The Madness of King George (1994)

Movie rating: 8/10
“If the king cannot regulate himself, how can he regulate the country?”
That question, posed by a character who is a prominent representative of the British ruling class, lies at the heart of The Madness of King George. Adapted from Alan Bennett’s play The Madness of George III and directed by Nicholas Hytner, the film dramatizes the mental illness of King George III (Nigel Hawthorne) that provoked the Regency Crisis of 1788-89.
The picture’s setting in the aftermath of the American Revolution is crucial to understanding its context. The successful war of independence in the United States was one of history’s formative bourgeois revolutions, sandwiched between the English Revolution more than a century earlier and the French Revolution that exploded weeks after the end of the Regency Crisis. The English Revolution curbed the absolutist powers of the English monarch, transforming the King into a constitutional monarch who ruled only with the consent of Parliament. Yet the continuing presence of the monarchy rankles with the likes of Whig MP Charles James Fox (Jim Carter), leader of the opposition. “God rot all royals!” Fox exclaims in the film. “Give us the wisdom of America!”

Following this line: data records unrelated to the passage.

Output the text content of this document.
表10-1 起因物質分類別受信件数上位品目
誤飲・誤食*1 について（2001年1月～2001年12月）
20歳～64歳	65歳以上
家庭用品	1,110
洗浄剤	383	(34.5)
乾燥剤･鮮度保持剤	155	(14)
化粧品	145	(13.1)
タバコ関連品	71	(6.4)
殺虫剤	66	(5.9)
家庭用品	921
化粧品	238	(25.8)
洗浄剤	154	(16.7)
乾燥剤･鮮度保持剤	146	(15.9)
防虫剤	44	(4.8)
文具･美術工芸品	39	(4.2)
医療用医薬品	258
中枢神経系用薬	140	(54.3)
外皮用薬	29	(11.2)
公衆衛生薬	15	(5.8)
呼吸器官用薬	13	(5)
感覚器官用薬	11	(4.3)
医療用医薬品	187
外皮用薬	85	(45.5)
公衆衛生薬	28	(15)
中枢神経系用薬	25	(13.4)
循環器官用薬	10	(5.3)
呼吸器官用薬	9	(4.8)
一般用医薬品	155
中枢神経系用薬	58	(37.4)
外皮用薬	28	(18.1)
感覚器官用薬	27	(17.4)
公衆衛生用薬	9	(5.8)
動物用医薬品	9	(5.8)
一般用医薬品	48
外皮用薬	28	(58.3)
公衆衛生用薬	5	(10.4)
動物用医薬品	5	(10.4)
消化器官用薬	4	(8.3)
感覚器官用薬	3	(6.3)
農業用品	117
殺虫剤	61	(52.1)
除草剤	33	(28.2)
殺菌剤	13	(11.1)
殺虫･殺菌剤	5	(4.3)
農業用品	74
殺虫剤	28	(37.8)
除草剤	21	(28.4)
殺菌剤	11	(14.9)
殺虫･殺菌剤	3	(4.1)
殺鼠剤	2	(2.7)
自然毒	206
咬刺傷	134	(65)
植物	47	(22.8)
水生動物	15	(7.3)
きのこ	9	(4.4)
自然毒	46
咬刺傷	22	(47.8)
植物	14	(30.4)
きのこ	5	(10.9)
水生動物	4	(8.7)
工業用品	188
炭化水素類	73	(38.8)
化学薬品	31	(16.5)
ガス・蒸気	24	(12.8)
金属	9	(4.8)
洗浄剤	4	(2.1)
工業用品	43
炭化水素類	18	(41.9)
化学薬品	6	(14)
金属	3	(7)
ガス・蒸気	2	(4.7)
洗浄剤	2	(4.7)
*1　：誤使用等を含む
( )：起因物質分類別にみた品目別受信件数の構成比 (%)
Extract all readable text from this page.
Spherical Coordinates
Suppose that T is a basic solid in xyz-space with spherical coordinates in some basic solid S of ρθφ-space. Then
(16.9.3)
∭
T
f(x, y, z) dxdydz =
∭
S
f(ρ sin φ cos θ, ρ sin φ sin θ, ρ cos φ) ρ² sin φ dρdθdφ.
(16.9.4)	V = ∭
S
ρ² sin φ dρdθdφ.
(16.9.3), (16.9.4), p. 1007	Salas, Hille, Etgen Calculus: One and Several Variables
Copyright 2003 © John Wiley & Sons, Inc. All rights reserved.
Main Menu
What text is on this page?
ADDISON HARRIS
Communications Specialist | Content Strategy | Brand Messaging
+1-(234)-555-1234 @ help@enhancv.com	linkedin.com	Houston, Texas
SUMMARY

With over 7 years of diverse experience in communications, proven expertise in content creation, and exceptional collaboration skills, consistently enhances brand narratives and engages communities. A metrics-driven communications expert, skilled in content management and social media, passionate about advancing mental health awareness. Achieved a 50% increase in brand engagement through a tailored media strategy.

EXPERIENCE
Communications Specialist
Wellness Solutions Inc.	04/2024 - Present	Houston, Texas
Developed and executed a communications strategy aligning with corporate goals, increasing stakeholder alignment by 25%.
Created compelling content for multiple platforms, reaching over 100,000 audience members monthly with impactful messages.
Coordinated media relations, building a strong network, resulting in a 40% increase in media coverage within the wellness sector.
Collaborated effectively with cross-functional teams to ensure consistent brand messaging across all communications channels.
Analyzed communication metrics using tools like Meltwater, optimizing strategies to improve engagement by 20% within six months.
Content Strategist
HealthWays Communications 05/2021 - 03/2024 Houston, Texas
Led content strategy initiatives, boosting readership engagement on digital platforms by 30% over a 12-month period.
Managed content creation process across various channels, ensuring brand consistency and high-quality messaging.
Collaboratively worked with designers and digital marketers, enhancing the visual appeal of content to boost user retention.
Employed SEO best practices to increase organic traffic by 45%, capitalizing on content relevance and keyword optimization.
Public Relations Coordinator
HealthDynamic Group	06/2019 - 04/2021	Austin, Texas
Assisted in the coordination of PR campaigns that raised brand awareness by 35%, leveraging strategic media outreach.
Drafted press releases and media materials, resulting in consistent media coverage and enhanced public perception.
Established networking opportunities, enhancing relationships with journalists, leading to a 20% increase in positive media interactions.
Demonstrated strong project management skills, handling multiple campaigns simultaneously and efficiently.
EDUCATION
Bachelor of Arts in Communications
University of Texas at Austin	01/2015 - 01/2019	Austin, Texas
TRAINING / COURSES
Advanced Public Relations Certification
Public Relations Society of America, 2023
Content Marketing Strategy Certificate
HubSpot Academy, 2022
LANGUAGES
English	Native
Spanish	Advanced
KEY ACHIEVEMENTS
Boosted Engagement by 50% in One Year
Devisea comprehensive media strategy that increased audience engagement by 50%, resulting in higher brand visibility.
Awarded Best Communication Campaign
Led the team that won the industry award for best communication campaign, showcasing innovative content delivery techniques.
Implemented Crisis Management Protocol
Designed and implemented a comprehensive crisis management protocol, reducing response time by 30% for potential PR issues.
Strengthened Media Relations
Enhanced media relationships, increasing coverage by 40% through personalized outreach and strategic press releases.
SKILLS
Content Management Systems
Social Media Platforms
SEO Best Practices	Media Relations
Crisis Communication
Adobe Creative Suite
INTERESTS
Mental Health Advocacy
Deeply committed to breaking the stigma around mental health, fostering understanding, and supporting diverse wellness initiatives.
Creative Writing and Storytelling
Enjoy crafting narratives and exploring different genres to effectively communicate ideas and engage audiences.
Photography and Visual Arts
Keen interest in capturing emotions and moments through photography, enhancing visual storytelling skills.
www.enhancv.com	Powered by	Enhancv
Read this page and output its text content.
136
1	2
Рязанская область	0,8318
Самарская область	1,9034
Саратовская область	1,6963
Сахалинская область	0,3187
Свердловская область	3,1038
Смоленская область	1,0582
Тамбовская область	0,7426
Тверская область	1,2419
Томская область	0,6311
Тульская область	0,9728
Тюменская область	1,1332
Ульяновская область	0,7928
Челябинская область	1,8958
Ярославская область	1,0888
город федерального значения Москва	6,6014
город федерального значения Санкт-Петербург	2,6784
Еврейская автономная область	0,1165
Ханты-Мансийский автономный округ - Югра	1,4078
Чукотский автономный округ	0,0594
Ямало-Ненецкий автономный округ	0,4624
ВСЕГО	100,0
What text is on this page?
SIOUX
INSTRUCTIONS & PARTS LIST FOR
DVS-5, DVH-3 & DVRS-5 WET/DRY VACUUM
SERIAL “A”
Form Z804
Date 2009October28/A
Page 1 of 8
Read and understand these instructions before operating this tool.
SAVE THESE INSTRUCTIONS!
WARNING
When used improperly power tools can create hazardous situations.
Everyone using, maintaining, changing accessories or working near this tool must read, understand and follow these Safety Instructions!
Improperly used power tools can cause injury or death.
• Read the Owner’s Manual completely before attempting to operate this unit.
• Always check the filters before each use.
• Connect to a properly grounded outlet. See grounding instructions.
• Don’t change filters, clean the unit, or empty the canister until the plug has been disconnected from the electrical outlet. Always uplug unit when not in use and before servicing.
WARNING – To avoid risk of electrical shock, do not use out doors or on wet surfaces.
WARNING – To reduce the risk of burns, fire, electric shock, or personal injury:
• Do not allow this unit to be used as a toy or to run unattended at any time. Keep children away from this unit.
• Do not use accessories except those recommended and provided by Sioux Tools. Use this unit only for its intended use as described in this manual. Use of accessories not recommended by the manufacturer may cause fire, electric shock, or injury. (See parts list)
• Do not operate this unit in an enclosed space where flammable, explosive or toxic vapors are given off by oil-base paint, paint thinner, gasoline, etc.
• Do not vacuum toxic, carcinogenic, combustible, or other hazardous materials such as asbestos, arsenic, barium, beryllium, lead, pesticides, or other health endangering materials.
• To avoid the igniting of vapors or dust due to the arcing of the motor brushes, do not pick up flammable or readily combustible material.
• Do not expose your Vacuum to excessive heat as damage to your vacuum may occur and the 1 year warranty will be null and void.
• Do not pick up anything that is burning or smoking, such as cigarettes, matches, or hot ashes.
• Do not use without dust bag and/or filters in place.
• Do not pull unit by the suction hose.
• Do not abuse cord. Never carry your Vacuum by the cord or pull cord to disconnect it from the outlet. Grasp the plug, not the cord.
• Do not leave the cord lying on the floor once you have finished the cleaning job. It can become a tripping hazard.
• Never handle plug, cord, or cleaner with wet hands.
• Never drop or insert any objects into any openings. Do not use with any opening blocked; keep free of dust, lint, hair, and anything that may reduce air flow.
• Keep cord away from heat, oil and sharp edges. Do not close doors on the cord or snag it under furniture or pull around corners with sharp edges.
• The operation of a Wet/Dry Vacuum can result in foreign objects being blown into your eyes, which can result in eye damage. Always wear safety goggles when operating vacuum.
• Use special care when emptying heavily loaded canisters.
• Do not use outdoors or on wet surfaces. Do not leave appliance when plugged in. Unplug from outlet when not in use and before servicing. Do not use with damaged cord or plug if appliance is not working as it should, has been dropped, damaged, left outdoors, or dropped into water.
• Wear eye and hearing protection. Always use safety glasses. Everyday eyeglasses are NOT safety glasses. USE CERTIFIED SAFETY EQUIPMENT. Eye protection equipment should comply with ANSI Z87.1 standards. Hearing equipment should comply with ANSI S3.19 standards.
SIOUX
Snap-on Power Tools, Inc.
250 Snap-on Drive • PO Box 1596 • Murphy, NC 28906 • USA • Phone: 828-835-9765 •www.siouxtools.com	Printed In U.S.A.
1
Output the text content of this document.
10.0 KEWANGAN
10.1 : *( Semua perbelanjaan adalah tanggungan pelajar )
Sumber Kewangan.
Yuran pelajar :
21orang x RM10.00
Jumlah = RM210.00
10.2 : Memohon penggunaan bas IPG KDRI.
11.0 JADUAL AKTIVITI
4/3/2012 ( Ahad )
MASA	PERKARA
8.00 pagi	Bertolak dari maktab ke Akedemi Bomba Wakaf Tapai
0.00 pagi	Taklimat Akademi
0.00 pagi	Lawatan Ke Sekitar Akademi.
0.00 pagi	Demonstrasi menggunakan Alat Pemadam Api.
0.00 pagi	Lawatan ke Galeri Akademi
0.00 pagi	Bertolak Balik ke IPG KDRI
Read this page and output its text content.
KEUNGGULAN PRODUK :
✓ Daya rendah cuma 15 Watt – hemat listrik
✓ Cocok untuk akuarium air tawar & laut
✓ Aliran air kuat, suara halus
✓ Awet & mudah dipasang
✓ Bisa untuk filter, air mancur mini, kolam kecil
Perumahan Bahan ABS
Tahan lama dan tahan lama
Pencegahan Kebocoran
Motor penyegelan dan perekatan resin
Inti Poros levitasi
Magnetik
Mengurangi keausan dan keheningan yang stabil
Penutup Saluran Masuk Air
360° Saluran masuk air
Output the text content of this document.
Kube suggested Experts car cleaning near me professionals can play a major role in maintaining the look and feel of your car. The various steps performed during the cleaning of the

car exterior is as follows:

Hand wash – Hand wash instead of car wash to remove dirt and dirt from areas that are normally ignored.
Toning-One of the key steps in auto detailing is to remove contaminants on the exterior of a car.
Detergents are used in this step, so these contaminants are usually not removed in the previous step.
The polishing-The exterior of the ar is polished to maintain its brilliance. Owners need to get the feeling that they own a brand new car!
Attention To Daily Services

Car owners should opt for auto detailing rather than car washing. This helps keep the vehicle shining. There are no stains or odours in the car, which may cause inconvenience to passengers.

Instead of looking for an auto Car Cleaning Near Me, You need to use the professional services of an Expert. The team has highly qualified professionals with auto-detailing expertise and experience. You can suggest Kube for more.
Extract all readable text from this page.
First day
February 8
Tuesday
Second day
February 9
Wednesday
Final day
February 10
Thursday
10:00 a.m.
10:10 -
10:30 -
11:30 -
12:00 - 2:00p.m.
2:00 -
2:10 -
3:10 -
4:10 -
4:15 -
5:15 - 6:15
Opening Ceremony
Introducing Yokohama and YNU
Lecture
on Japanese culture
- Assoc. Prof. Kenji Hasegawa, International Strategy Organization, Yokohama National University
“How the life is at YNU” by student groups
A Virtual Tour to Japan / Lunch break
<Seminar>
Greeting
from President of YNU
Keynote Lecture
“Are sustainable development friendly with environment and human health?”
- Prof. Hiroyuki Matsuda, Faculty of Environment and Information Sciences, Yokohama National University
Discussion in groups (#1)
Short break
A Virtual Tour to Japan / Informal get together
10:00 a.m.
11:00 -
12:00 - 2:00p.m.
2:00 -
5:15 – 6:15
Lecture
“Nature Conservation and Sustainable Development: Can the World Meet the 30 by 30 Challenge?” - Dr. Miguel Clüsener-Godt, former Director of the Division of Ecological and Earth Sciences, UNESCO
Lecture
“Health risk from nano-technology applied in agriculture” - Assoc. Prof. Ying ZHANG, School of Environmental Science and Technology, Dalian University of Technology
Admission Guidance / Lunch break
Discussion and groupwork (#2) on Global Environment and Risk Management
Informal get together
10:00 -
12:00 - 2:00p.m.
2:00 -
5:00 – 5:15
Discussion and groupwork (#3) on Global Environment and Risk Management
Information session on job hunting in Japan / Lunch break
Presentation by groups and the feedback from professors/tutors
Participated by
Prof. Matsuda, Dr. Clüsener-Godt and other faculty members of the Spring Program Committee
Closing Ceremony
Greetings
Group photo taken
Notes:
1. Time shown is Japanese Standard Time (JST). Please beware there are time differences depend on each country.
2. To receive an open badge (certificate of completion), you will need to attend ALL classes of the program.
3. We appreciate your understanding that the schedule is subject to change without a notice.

The Madness of King George works best as an evisceration of not just monarchy in all its forms, but any kind of autocratic or unaccountable rule. A man suffering from physical and mental illness (which the film identifies as porphyria, though later research has questioned that theory) to the point where he is not in control of his own faculties, who is completely erratic and irrational, nevertheless remains the head of state and cannot be removed simply because of his parentage and circumstances of birth. In response to the King’s condition, Parliament debates passing a bill that would install his son George, Prince of Wales (Rupert Everett) as Regent. But the Prince is likewise only in a position to rule because he was born into power. Prince George presents himself to the viewer as a selfish, callous fop who couldn’t care less about his parents and only seeks to aggrandize his own power.
Bennett’s screenplay makes a convincing case that monarchs, with their power and wealth, surrounded from birth by servants and sycophants, inevitably end up with a distorted view of the world. Power corrupts, and absolute power corrupts absolutely. But anyone who enjoys fawning treatment from all those around them and is never challenged will inevitably develop certain defects of character. Dr. Francis Willis (Ian Holm) makes this point directly when he takes over as the King’s physician. “To be curbed, thwarted, stood up to, exercises the character,” Willis says.
Special praise has to be given to the performances of Hawthorne, Helen Mirren as Queen Charlotte (Hawthorne and Mirren both received Oscar nominations), and Holm. Hawthorne gives us a King George who manages at different points to repel the viewer with his arrogance and poor treatment of those around him, and to elicit our pity. The scene at night when the King, moved by the Queen’s pleading, realizes his growing insanity is played well by both actors. One shot includes a full moon, long associated in the popular imagination with madness (hence the term “lunacy”). Holm puts his steely gaze—used so effectively as the android Ash in Alien—to good use as the doctor who manages to curb, thwart, and stand up to mad George, particularly in a tense scene when he tries to feed the King soup.
While much of The Madness of King George can be taken as an argument against monarchy, the film ultimately suggests that the institution itself is not the problem. Dr. Willis seems to sum up its thesis when he tells George, “Until you can govern yourself, you’re not fit to govern others.” Once King George manages to overcome his mental crisis and govern himself, so to speak, the film would have us believe that he is now fit again to govern others.
The final scene depicts the King and his family smiling and waving to adoring crowds. Based on this happy ending, the viewer might not be aware that George’s illness returned in 1804 and then permanently in 1810, lasting until his death in 1820. The problem of King George’s mental health, which was really the problem of having a hereditary monarchy, was never solved. Today, countries in the British Commonwealth including Canada continue to maintain a hereditary monarch as their head of state in the form of Queen Elizabeth II.
Regardless of the filmmakers’ intentions, The Madness of King George does not exactly make a strong case for the preservation of this institution. Quite the contrary: it underscores the need for a truly democratic form of government in which all state officials are elected, earn an average worker’s wage, and are subject to recall at any time. The best form of governance is one in which the working people who produce all of society’s wealth truly govern themselves.